On her return, Plum passed the main house with its front walkway flanked by two large monkey jars, flowering bougainvillea and hibiscus, and dwarfed by the flame of the forest trees behind it, both in full bloom. The flowering plants, with their red and pink and yellow blooms celebrating life, taunted and teased, made tears flood Plum’s eyes again. She walked past the house to the cottage in the back and found the rooms had been stripped of Lenworth’s things—his CDs and books and papers and clothes. He didn’t have much, but everything belonging to him was gone. Plum’s clothes hanging in the wardrobe were meager, forlorn, and childish, a reminder that she had only just begun her adult life.

Plum ran back out—tottered, really—and found her landlady, Mrs. Murray, the artist who had given new life to the decrepit and rundown historic house.

“Look at you,” Mrs. Murray said. She held out her hands, palms upward and fingers splayed, surprise and joy in her voice.

“Have you seen him?” Plum asked.

“Lenworth?
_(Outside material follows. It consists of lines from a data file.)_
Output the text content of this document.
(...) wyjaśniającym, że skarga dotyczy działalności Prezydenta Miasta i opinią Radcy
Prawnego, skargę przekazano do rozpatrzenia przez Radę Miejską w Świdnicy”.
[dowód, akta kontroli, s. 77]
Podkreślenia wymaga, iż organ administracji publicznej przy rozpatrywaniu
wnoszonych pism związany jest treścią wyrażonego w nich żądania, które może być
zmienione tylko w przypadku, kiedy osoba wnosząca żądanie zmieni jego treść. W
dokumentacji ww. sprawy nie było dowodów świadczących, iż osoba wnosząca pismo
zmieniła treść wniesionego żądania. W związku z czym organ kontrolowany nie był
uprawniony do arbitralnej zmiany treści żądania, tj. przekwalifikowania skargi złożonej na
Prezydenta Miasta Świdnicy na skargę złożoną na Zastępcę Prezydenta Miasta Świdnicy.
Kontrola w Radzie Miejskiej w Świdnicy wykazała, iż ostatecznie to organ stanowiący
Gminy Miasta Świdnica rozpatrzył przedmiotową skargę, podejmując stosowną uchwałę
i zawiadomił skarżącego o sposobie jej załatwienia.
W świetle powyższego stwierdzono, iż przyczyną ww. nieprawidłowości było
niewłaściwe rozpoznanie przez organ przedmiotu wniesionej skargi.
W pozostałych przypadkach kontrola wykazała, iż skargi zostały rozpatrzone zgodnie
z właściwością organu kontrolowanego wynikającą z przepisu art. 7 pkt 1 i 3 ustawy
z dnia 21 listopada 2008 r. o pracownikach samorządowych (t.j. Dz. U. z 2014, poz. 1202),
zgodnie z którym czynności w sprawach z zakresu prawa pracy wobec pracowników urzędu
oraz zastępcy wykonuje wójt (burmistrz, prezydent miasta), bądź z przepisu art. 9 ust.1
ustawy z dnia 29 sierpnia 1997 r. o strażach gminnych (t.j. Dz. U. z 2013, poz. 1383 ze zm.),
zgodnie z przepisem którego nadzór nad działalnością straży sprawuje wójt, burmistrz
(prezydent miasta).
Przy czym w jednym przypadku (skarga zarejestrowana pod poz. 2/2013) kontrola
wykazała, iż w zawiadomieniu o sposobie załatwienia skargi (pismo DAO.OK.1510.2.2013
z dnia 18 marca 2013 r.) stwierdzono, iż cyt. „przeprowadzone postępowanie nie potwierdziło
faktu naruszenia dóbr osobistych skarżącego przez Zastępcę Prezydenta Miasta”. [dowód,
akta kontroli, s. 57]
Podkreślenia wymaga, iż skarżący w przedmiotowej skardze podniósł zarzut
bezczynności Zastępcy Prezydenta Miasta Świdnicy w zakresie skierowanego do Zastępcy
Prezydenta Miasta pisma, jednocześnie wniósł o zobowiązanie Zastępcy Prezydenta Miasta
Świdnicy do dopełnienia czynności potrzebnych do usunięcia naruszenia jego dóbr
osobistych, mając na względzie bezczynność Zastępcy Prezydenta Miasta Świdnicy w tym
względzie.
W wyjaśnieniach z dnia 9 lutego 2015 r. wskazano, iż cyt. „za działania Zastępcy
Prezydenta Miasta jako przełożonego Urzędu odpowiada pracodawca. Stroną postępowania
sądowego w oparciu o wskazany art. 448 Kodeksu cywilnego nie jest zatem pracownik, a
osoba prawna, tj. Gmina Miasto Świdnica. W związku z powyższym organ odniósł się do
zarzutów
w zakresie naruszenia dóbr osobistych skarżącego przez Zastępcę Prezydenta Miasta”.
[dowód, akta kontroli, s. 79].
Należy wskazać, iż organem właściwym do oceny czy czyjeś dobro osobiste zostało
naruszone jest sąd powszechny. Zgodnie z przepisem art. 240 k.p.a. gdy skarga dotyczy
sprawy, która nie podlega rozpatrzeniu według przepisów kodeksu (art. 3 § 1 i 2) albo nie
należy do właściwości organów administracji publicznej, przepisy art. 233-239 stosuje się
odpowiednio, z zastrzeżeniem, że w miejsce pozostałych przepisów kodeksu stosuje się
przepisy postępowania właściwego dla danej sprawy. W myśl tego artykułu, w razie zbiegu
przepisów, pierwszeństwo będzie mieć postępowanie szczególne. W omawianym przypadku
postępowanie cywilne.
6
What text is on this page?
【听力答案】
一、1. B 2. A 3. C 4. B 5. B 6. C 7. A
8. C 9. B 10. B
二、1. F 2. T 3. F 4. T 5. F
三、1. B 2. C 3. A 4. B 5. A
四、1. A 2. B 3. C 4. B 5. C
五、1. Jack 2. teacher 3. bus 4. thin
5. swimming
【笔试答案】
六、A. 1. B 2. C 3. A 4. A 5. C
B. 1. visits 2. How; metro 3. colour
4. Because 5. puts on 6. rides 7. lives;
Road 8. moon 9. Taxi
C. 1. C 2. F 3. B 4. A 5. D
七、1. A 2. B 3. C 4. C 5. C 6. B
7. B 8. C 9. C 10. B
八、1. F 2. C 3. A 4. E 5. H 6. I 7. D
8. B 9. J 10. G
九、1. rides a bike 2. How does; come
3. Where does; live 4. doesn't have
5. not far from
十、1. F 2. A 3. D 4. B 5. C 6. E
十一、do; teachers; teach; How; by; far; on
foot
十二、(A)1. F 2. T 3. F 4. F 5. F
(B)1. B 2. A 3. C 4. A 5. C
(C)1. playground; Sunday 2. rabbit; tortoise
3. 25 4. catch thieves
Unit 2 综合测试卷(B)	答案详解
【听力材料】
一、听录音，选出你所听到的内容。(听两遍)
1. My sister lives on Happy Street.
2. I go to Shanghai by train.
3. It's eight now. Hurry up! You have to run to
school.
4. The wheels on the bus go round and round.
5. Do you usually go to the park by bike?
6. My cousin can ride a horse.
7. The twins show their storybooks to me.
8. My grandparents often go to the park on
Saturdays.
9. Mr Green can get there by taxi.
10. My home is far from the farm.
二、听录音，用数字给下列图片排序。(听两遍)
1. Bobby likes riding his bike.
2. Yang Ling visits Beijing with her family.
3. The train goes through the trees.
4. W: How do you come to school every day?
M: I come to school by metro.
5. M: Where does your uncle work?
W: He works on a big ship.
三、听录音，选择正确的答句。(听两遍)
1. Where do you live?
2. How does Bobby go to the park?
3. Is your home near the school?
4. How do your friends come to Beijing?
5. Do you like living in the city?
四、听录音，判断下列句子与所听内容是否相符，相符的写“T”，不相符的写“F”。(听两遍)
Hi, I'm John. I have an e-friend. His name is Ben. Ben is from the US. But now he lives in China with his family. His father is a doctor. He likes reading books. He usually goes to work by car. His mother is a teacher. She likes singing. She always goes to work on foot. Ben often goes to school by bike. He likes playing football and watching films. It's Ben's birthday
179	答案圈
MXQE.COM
No.”

“He’s gone.”

“What you mean, gone?” The levity in Mrs. Murray’s voice was absent now. She looked over Plum with one sweeping glance, capturing Plum’s heavy breasts and swollen belly and the distraught look on her face. She caught Plum before she fell, held her up, linked their arms, and walked her back to the cottage.

Inside the cottage, Plum lay on the floor and bawled, rocking and heaving on the ground like a Pentecostal possessed by the Holy Spirit, throwing off the landlady attempting to hold and calm her. When she had no tears or sobs left to pour out and no strength to stand up, she knelt and looked around at the borrowed furniture that came with the cottage, then stood and looked around again for something of Lenworth’s, a handwritten explanation, a clue to where he had gone and why. But she found nothing, no sign that he had lived there at all.

Had it not been for her breasts, achingly full, it would have all felt like a miserable dream, a nightmare that Plum wasn’t actually living, and from which she would wake at any minute.

Neither had words for what had happened. Lenworth was gone and so was her child, the daughter she had planned to name Marissa. They let the silence steep. For Plum, the quiet was less painful than the sounds of life—the twitter and buzz of birds and bees, the swish of leaves, the wind in the trees, a donkey braying in the distance. Mrs. Murray’s lone parrot, which had escaped its cage again, cawed incessantly, taunting them from a guava tree.

“I hate that bird.” Plum did the only thing she could in that moment. She stepped outside, picked up a small stone, and threw it at the parrot, forgetting that its wings had been clipped to prevent it from flying away.

The parrot flitted from one limb to another, cocked its head, and repeated what Lenworth had taught it. “One plus one equals two.” It paused, then said, “Lenworth, leave the bird alone,” repeating the two phrases exactly how it had heard them. Day after day, Lenworth had stood by the parrot’s cage feeding it dried corn and repeating “one plus one equals two” with the expectation that the bird would fool an unsuspecting stranger into thinking it could count. And Plum, if she was nearby, always told Lenworth to leave the bird alone. But the joke was now an unwanted reminder of what had been. Plum reached for another, larger stone.

“Come, come.” Mrs. Murray pulled Plum’s hand back. “Don’t mix my bird up in this business with you and him. Come lay down and rest. I going to make you some soup, and when you wake up we’ll figure this out.”